Hoofd wetenschap

Southern Oscillation Aardwetenschappen

Southern Oscillation Aardwetenschappen
Southern Oscillation Aardwetenschappen
Anonim

Southern Oscillation, in oceanografie en klimatologie, een coherente interjaarlijkse fluctuatie van atmosferische druk over het tropische Indo-Pacifische gebied. De Southern Oscillation is de atmosferische component van een enkele grootschalige gekoppelde interactie genaamd de El Niño / Southern Oscillation (ENSO). De fase van de zuidelijke oscillatie op een bepaald moment kan worden begrepen met behulp van de Southern Oscillation Index (SOI), die het verschil in atmosferische druk over Australië en Indonesië vergelijkt met dat van de oostelijke Stille Zuidzee.

klimaat: de zuidelijke oscillatie

De windafwijkingen zijn een manifestatie van een atmosferische tegenhanger van de oceanische El Niño. Rond de eeuwwisseling de Britse klimatoloog

De equatoriale circulatie ondergaat variaties na de onregelmatige perioden van ongeveer drie tot acht jaar als reactie op veranderingen in de atmosferische druk in het tropische Indo-Pacifische gebied. Door verzwakking van de oost-westwind tijdens een fase van de zuidelijke oscillatie, kan warm water in de westelijke marge terug naar het oosten glijden door de stroming van de equatoriale tegenstroom te vergroten. De temperatuur van het oppervlaktewater en de zeespiegel dalen in het westen en nemen toe in het oosten, wat een evenement genaamd El Niño oplevert. Het gecombineerde ENSO-effect heeft veel aandacht gekregen omdat het wordt geassocieerd met klimatologische variabiliteit op wereldschaal.

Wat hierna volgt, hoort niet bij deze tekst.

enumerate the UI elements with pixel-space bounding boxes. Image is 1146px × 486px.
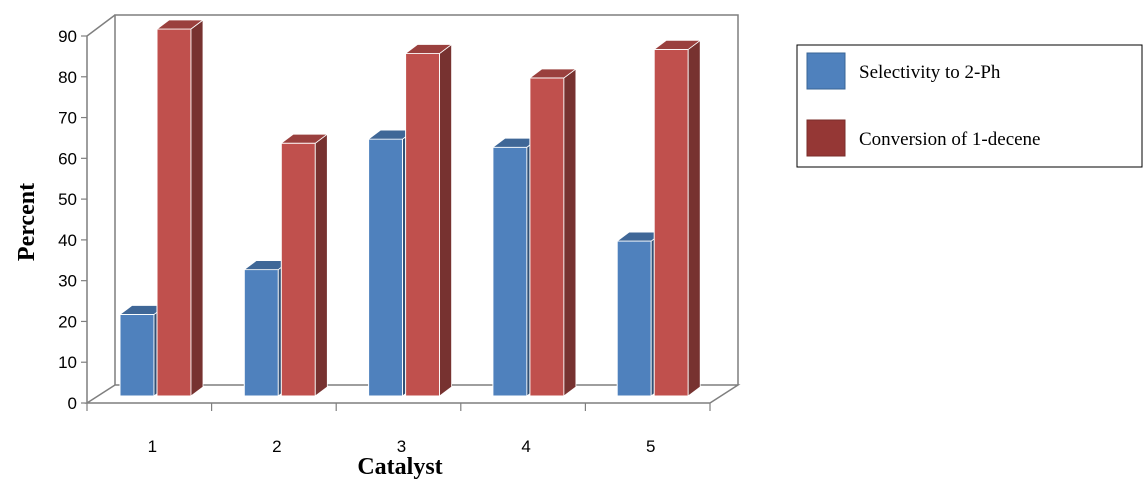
bar	[528, 68, 578, 397]
y-tick-label: 10	[58, 353, 77, 372]
bar-front	[405, 52, 441, 397]
legend-box	[796, 44, 1143, 168]
legend-swatch-selectivity	[806, 52, 846, 90]
legend-item-selectivity: Selectivity to 2-Ph	[806, 52, 1001, 90]
back-wall	[114, 14, 739, 385]
x-tick-label: 2	[272, 437, 281, 456]
x-tick-label: 4	[521, 437, 530, 456]
bar-front	[156, 28, 192, 397]
bar-top	[155, 19, 205, 30]
bar-front	[529, 77, 565, 397]
bar-side	[687, 39, 701, 397]
legend-item-conversion: Conversion of 1-decene	[806, 119, 1041, 157]
bars	[118, 19, 702, 397]
y-tick-label: 20	[58, 312, 77, 331]
bar	[653, 39, 702, 397]
y-axis-ticks: 0 10 20 30 40 50 60 70 80 90	[58, 27, 87, 413]
y-tick-label: 50	[58, 190, 77, 209]
bar-front	[280, 142, 316, 397]
bar	[404, 43, 453, 397]
y-tick-label: 0	[68, 394, 77, 413]
bar-front	[243, 269, 279, 397]
bar-top	[404, 44, 453, 54]
x-axis-ticks: 1 2 3 4 5	[86, 403, 711, 456]
y-tick-label: 80	[58, 68, 77, 87]
legend: Selectivity to 2-Ph Conversion of 1-dece…	[796, 44, 1143, 168]
legend-label-selectivity: Selectivity to 2-Ph	[859, 62, 1001, 83]
bar-top	[653, 39, 702, 50]
bar	[280, 133, 329, 397]
x-tick-label: 1	[148, 437, 157, 456]
bar-side	[439, 43, 452, 397]
y-tick-label: 70	[58, 109, 77, 128]
bar-front	[653, 48, 689, 397]
bar-top	[280, 133, 329, 144]
y-axis-title: Percent	[14, 183, 40, 261]
bar-side	[190, 19, 204, 397]
legend-label-conversion: Conversion of 1-decene	[859, 129, 1041, 150]
y-tick-label: 90	[58, 27, 77, 46]
y-tick-label: 30	[58, 272, 77, 291]
bar-front	[119, 313, 155, 397]
legend-swatch-conversion	[806, 119, 846, 157]
bar	[155, 19, 205, 397]
bar-front	[492, 146, 528, 397]
x-tick-label: 3	[397, 437, 406, 456]
bar-front	[368, 138, 404, 397]
y-tick-label: 60	[58, 149, 77, 168]
bar-side	[314, 133, 328, 397]
x-tick-label: 5	[646, 437, 655, 456]
bar-side	[563, 68, 577, 397]
x-axis-title: Catalyst	[357, 454, 442, 480]
y-tick-label: 40	[58, 231, 77, 250]
bar-front	[616, 240, 652, 397]
side-wall	[86, 14, 116, 403]
bar-top	[528, 68, 578, 79]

In 1904 ging de Britse klimatoloog Gilbert Walker op zoek naar de verbanden tussen de Aziatische moesson en andere klimaatschommelingen over de hele wereld in een poging ongebruikelijke moessonjaren te voorspellen die droogte en hongersnood in de Aziatische sector veroorzaken. Zich niet bewust van enige verbinding met El Niño, ontdekte hij dat de atmosferische druk fluctueerde over het tropische Indo-Pacifische gebied, dat hij de Southern Oscillation noemde. Tijdens jaren van verminderde regenval boven Noord-Australië en Indonesië was de druk in die regio (bijv. In wat nu Darwin en Jakarta is) abnormaal hoog en veranderden de windpatronen. Tegelijkertijd was de druk in het oostelijk deel van de Stille Zuidzee ongewoon laag, negatief gecorreleerd met die in Darwin en Jakarta. Een Southern Oscillation Index, gebaseerd op drukverschillen tussen de twee regio's (oost minus west), toonde op zulke momenten lage, negatieve waarden, die de "lage fase" van de Southern Oscillation werden genoemd. Tijdens meer normale "hoge fase" jaren was de druk laag over Indonesië en hoog in de oostelijke Stille Oceaan, met hoge, positieve waarden van de SOI. In artikelen die in de jaren twintig en dertig werden gepubliceerd, gaf Walker statistisch bewijs voor wijdverbreide klimaatafwijkingen over de hele wereld die in verband worden gebracht met de wipbeweging onder de zuidelijke oscillatie.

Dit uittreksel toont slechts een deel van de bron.